Things you should know about your home loan options:

Variable Rate

  • You may be exposed to increases in interest rates leading to increased repayments.
  • You can make additional repayments including unlimited lump sums.
  • Some lenders have early repayment fees if your loan is paid out within 5 years.
  • Most loans allow you to redraw on any extra payments you have made.
  • Some loans allow you to have an offset account that allows a savings balance to offset your loan account before charging interest.

Fixed Rate

  • Provides certainty of loan repayments over a specified fixed term.
  • Depending on the lender, additional repayments are generally capped between $5,000 and $20,000 per loan anniversary year.
  • Early repayment costs are charged if you make extra repayments above the annual cap, repay your loan or want to change your loan within the fixed term period.
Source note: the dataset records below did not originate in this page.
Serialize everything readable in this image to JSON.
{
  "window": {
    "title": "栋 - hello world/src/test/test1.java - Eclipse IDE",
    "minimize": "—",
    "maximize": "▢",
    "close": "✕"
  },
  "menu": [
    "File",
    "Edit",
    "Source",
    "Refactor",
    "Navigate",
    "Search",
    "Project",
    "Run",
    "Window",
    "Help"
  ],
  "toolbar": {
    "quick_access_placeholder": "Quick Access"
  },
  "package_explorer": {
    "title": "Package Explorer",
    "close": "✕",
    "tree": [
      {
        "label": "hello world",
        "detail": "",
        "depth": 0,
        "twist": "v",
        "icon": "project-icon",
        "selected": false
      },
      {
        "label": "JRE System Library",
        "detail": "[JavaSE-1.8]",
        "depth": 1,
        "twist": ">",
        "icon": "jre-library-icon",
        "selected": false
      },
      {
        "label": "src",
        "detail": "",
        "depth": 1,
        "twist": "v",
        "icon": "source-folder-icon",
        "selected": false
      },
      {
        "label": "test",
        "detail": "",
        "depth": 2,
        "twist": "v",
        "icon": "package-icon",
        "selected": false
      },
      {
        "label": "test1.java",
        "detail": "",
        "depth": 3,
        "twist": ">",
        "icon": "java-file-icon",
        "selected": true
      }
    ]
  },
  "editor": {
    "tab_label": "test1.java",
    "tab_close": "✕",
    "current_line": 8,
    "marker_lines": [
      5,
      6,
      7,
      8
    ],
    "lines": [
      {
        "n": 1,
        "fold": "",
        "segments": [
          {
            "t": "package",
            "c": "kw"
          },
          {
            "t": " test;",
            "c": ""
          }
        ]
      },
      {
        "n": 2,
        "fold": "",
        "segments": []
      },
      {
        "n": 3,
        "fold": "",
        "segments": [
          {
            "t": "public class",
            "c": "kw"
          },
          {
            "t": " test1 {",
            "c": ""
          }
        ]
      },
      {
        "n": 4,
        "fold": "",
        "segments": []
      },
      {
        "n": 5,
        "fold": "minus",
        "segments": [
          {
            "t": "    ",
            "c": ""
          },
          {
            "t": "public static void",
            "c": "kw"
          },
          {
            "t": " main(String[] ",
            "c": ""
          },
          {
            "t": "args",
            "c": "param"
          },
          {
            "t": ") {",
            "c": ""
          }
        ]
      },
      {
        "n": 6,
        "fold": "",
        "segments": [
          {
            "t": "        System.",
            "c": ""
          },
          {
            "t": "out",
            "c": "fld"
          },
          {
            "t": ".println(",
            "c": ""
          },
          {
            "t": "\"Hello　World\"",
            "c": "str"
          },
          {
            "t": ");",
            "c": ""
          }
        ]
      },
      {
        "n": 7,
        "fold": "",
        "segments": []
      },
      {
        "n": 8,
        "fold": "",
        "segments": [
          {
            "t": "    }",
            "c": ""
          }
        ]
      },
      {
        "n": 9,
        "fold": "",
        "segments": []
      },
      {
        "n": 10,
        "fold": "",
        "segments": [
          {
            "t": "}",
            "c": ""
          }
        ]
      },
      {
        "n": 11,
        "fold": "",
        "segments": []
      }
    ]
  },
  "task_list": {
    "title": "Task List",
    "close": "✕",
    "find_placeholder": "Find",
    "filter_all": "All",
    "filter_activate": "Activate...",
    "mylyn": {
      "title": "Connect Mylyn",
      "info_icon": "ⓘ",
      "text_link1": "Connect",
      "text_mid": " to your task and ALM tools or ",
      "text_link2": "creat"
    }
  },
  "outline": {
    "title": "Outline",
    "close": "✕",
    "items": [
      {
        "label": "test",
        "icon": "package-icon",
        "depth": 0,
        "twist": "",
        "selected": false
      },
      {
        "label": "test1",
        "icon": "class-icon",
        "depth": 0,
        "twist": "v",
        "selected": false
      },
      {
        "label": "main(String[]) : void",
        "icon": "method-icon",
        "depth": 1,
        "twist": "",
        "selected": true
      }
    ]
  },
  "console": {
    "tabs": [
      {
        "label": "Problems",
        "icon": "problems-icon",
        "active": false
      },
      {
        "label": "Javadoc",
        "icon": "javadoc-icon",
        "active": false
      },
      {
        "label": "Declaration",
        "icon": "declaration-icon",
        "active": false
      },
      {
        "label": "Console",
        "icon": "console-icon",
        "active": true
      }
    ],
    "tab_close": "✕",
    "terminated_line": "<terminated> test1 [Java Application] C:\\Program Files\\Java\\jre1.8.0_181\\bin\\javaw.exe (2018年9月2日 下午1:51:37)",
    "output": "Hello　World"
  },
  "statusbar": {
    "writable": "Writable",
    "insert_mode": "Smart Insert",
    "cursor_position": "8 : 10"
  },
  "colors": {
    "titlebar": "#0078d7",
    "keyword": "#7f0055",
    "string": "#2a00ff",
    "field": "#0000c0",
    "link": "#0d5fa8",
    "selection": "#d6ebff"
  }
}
These costs can be large.
  • Most lenders do not allow you to redraw during the fixed term.
  • Fixed rates are set at loan draw down. Most lenders, at a fee, offer a rate lock facility that allows you to lock in the current rate at the time of application. This fee is non-refundable.
  • In most cases, offset accounts may not be available for fixed term loans.

 

Interest Only

  • The minimum payment requirement is the interest only portion.
  • In most cases, additional repayments can be made above the minimum interest only repayments.
  • Allows you to make lower repayments compared to principal and interest loans.
  • Will increase the scheduled repayments required to pay out your loan within the remaining term.

Line of Credit

  • For some lenders, normally no formal repayment structure exists while the account balance is within the approved credit limit.
  • As a general rule, the minimum repayment is the interest component on the outstanding balance of the loan.
  • Financial discipline is required to reduce your debt.
  • Most line of credits have a loan term between 2 and 25 years.
  • You may be exposed to increases in interest rates leading to increased repayments.

Loan Terms

  • The loan term should reflect the life of the asset.
  • A shorter loan term will affect serviceability/affordability.
  • A longer loan term will increase your interest cost.

Construction Loans

  • In most cases are progressively drawn.
  • Interest only repayments may be available until final drawdown.
  • Generally, redraw is not available during the construction period.
  • In most cases is generally based on hard cost.
  • Are funded based on council approved documentation.

Low Doc Loans

  • Most lenders allow you to borrow funds by providing limited evidence of income.
  • For self employed borrowers with limited financial documentation.
  • Some lenders charge a higher interest rate and fees for this type of loan.
  • The Loan to Value Ratio (LVR) requirements are generally lower than a full documentation loan.
  • Affordability still needs to be demonstrated by the client to the lender by providing either or all of the following:
    – Low Doc Income Declaration,
    – Registered ABN number,
    – Business Activity Statements / GST Summaries,
    – Accountant’s Certification Letter,
    – Business Trading Statement, and
    – Any other additional documentation requested by the lender.

Assessment

  • Final approval of your loan is at the lender’s discretion.